Pode parecer exagero, mas faça o teste hoje. Às 13h, será anunciado o Prêmio Nobel de Literatura. Quantas pessoas irão a um site confiável (por exemplo, este) para descobrir quem é o novo ganhador, e quantas pessoas ignorarão um site respeitável (por exemplo, este) e se contentarão com as 10 frases que o Google oferece? Descobriremos em breve.
Há uma anedota curiosa sobre o Prêmio Nobel de Literatura: uma hora antes do poeta Tomas Tranströmer receber o feliz telefonema da Academia Sueca em 2011, um site que reproduzia o Prêmio Nobel, criado por um grupo de ativistas sérvios, anunciou que o vencedor era um compatriota: o escritor nacionalista Dobrica Ćosić. A mídia local (e internacional, como o The Guardian ) reproduziu a notícia falsa. O que os resumos de IA do Google teriam dito se tivessem perguntado naquela época? Bem, o vencedor foi Ćosić, é claro. Não porque leram em um veículo de prestígio, mas porque a verdade tem peso, e a maioria dos veículos de comunicação comemorou a vitória fugaz do sérvio. Essa é a desvantagem dos resumos: hoje em dia eles perdem mais do que uma espingarda de parque de diversões. Não é corporativismo, é a verdade.

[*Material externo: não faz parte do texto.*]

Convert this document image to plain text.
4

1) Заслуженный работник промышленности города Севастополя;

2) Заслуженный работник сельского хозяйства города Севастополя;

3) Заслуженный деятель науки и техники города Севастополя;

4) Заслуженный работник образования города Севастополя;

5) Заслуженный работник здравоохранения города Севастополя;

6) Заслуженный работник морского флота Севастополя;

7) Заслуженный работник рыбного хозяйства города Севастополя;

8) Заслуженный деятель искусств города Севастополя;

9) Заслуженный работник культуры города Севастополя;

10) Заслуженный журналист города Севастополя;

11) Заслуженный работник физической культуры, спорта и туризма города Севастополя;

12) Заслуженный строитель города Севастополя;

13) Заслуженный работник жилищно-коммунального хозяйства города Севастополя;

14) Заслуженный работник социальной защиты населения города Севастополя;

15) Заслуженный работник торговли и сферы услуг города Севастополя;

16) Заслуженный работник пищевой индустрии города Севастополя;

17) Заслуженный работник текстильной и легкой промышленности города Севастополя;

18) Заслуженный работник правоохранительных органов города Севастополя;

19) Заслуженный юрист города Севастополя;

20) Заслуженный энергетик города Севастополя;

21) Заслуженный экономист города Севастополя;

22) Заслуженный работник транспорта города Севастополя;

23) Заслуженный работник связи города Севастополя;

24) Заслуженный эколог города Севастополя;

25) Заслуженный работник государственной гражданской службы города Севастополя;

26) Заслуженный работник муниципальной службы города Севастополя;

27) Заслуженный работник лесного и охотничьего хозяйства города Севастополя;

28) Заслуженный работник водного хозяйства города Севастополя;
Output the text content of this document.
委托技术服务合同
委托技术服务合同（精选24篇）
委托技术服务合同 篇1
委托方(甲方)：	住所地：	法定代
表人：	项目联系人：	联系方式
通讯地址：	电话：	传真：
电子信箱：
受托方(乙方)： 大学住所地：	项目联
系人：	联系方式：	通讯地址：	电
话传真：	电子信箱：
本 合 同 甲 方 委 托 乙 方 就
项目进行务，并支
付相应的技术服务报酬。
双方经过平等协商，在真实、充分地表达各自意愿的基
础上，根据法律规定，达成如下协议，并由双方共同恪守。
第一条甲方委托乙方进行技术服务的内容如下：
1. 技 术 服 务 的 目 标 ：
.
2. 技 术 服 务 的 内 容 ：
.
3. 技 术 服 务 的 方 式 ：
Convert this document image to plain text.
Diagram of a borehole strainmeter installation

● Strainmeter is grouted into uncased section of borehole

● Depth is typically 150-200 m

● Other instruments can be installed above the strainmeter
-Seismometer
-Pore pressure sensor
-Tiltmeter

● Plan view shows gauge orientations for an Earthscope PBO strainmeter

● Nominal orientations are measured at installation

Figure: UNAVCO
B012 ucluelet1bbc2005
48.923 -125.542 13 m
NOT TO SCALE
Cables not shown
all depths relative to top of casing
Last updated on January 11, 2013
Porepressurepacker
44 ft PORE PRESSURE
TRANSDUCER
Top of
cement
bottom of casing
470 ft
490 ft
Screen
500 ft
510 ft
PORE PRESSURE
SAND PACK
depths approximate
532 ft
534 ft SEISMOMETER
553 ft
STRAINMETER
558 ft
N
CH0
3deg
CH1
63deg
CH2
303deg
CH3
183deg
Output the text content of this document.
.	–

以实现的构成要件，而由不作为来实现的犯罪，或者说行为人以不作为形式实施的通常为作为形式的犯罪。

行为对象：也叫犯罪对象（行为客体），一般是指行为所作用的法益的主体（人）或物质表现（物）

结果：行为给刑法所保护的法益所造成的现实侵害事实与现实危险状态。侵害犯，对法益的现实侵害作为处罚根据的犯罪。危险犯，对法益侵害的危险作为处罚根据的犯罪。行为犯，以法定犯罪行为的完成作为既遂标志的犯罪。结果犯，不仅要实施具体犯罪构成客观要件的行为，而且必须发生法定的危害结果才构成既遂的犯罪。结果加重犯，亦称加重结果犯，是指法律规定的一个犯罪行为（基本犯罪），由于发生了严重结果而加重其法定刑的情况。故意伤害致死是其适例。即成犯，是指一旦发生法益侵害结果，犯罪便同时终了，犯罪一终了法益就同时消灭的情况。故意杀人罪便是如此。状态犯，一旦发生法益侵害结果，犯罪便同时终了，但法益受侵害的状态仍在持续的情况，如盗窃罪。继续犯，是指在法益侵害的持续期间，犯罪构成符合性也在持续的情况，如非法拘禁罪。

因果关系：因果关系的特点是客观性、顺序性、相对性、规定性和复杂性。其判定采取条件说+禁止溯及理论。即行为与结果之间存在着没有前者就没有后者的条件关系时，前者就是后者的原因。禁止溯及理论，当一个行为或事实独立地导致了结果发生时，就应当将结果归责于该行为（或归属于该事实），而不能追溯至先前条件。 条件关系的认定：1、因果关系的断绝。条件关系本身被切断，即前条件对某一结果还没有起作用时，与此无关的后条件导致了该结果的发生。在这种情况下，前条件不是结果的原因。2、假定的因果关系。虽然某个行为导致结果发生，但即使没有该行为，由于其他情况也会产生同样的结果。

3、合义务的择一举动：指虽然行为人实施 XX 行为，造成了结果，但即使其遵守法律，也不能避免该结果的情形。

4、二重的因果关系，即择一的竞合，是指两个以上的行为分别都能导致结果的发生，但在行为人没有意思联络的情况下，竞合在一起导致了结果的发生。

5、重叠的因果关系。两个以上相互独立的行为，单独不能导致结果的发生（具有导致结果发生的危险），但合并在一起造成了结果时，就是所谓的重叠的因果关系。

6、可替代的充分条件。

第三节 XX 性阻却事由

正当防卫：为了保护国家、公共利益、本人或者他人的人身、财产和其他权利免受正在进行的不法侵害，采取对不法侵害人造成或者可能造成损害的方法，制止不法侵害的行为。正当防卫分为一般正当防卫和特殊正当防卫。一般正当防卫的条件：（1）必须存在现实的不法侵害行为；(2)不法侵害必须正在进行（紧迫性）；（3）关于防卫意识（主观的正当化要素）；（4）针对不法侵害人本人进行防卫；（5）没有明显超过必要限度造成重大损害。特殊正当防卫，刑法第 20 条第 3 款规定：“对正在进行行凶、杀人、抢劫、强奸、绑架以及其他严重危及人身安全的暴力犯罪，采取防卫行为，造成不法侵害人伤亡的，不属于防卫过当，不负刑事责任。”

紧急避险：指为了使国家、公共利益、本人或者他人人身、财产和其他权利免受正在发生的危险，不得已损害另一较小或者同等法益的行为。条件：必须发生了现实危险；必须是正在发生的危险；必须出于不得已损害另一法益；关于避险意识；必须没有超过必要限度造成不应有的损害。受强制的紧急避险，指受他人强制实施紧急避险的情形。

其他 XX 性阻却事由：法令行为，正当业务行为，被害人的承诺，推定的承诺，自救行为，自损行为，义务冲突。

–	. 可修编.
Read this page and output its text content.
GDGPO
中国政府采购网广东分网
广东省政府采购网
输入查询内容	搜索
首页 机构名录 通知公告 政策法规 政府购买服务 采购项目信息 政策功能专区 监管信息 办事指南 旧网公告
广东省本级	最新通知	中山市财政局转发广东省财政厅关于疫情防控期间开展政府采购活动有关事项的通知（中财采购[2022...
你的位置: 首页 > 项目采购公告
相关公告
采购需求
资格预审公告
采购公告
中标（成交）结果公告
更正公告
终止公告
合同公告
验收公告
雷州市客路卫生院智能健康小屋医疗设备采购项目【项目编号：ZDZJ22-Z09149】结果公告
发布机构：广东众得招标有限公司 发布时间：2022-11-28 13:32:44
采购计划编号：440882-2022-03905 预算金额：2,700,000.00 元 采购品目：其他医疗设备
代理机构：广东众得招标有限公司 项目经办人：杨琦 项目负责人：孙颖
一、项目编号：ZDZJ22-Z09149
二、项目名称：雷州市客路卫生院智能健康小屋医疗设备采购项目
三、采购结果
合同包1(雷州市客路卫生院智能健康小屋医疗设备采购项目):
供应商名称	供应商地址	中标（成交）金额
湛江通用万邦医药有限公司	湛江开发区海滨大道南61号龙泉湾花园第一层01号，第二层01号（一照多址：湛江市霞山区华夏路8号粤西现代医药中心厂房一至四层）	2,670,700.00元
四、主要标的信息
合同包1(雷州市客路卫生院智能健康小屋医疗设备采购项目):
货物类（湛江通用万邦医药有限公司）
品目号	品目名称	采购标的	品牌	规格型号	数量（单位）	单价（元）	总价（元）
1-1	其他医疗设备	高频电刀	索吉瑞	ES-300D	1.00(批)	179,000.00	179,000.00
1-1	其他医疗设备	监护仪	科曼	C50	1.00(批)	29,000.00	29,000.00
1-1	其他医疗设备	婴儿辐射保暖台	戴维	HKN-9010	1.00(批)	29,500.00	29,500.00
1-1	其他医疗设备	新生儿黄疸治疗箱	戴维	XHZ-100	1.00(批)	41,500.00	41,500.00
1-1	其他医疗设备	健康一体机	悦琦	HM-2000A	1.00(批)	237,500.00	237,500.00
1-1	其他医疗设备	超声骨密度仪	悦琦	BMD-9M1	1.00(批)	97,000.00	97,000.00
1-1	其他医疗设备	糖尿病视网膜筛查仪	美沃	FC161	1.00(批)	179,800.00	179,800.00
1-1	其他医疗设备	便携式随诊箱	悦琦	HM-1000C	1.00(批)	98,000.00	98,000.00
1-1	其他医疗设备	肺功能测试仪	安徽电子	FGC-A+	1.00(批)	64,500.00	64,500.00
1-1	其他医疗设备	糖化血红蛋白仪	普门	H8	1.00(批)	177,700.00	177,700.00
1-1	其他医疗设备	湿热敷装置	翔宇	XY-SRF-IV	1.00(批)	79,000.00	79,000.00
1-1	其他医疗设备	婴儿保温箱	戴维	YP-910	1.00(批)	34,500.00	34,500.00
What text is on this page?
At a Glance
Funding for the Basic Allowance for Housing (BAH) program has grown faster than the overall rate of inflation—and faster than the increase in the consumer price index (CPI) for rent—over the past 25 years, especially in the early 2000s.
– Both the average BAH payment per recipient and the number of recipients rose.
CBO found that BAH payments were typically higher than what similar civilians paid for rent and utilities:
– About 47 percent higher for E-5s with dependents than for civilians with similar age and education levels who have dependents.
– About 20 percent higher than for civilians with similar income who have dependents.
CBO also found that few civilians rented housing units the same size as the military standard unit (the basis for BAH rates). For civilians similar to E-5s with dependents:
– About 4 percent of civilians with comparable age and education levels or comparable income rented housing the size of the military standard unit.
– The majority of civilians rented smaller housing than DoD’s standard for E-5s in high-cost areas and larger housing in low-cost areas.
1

Sejam os resumos mentirosos ou não, a verdade é que a imprensa não sabe como lidar com essa queda no tráfego dos mecanismos de busca. E o pior é que, mesmo que consiga superar esse obstáculo, os donos da internet mudarão novamente as regras do jogo da noite para o dia, neste Dia da Marmota da degradação da qualidade da informação (e da democracia) que começou no dia em que a mídia entregou a autopista da informação e iniciou um processo de degeneração progressiva (e imparável?) do ecossistema virtual. Aliás, esse fenômeno enferrujado do ambiente digital é cada vez mais conhecido como “merdação “. Nenhuma IA teria inventado um termo tão apropriado.